Oceana, the largest international advocacy group working solely to protect the world’s oceans, applauds today’s introduction by Senators Daniel Inouye (D-HI), Mark Begich (D-AK), Olympia Snowe (R-ME), Sheldon Whitehouse (D-RI), Lisa Murkowski (R-AK), and John Rockefeller (D-WV) of a bill to implement the first binding international agreement to specifically combat illegal fishing. The Agreement on Port State Measures to Prevent, Deter, and Eliminate Illegal, Unreported and Unregulated Fishing (Agreement), adopted by the United Nations Food and Agriculture Organization (FAO) in November of 2009, would significantly strengthen U.S. efforts to prevent illegal fishing and keep mislabeled illegal product out of U.S. markets.
“Illegal, unreported and unregulated (IUU) fishing hurts our oceans and honest fishermen, and it undermines efforts to protect our oceans through responsible fisheries management. If they are ignoring fisheries laws, what other laws are they breaking?” said Beth Lowell, campaign director. Often, IUU fishers do not comply with safety measures, do not use legal fishing gear, and do not comply with regulations on quotas, fishing areas, closed seasons or prohibited species.
The Agreement would help keep illegal fish out of U.S. markets by establishing specific requirements for port entry. In particular, it specifies minimum standards for dockside inspections, requires that nations designate specific ports to which foreign vessels may seek entry and requires that nations share information about violators. If any vessel is known to have or is suspected of IUU fishing, a nation must deny that vessel port entry. The bill also expressly makes the mislabeling and misidentification of fish or fish products illegal.
This legislation is a good first step toward addressing illegal fishing, but more needs to be done. Two other pending bills, S. 50 and S. 52, also introduced by Senator Inouye, would complement the Port States Measure Agreement by fighting seafood fraud and illegal fishing. The Senate should pass these bills immediately.
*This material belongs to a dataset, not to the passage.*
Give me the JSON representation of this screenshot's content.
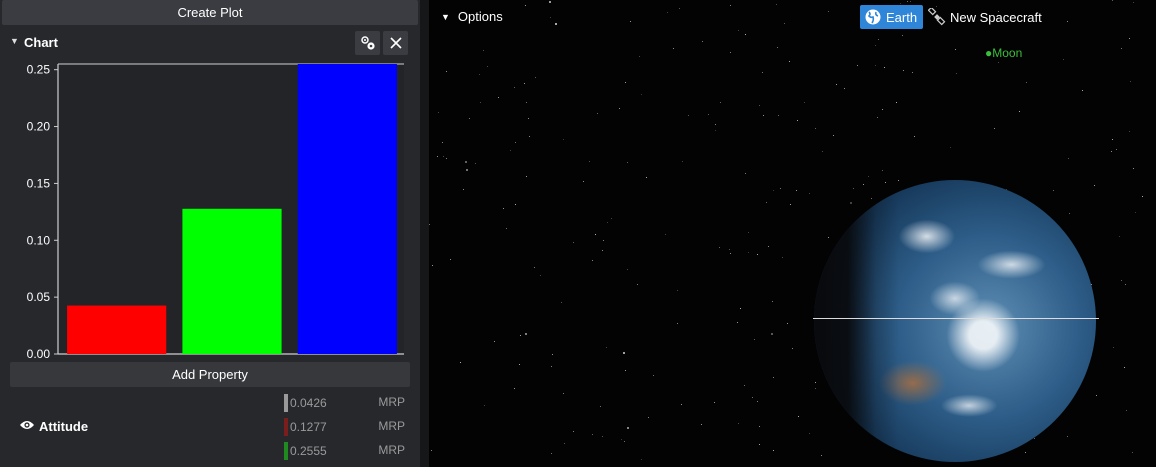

The U.S. also needs to establish a seafood traceability system that will help identify illegally caught fish and keep them out of our markets. Seafood mislabeling hurts our oceans, honest fishermen and consumers by substituting one species for another, often allowing illegally-caught fish to cross our borders undetected. Only a robust system of traceability that provides information on our seafood’s journey from bait to plate will keep illegal fish out of the market and protect vulnerable ocean species.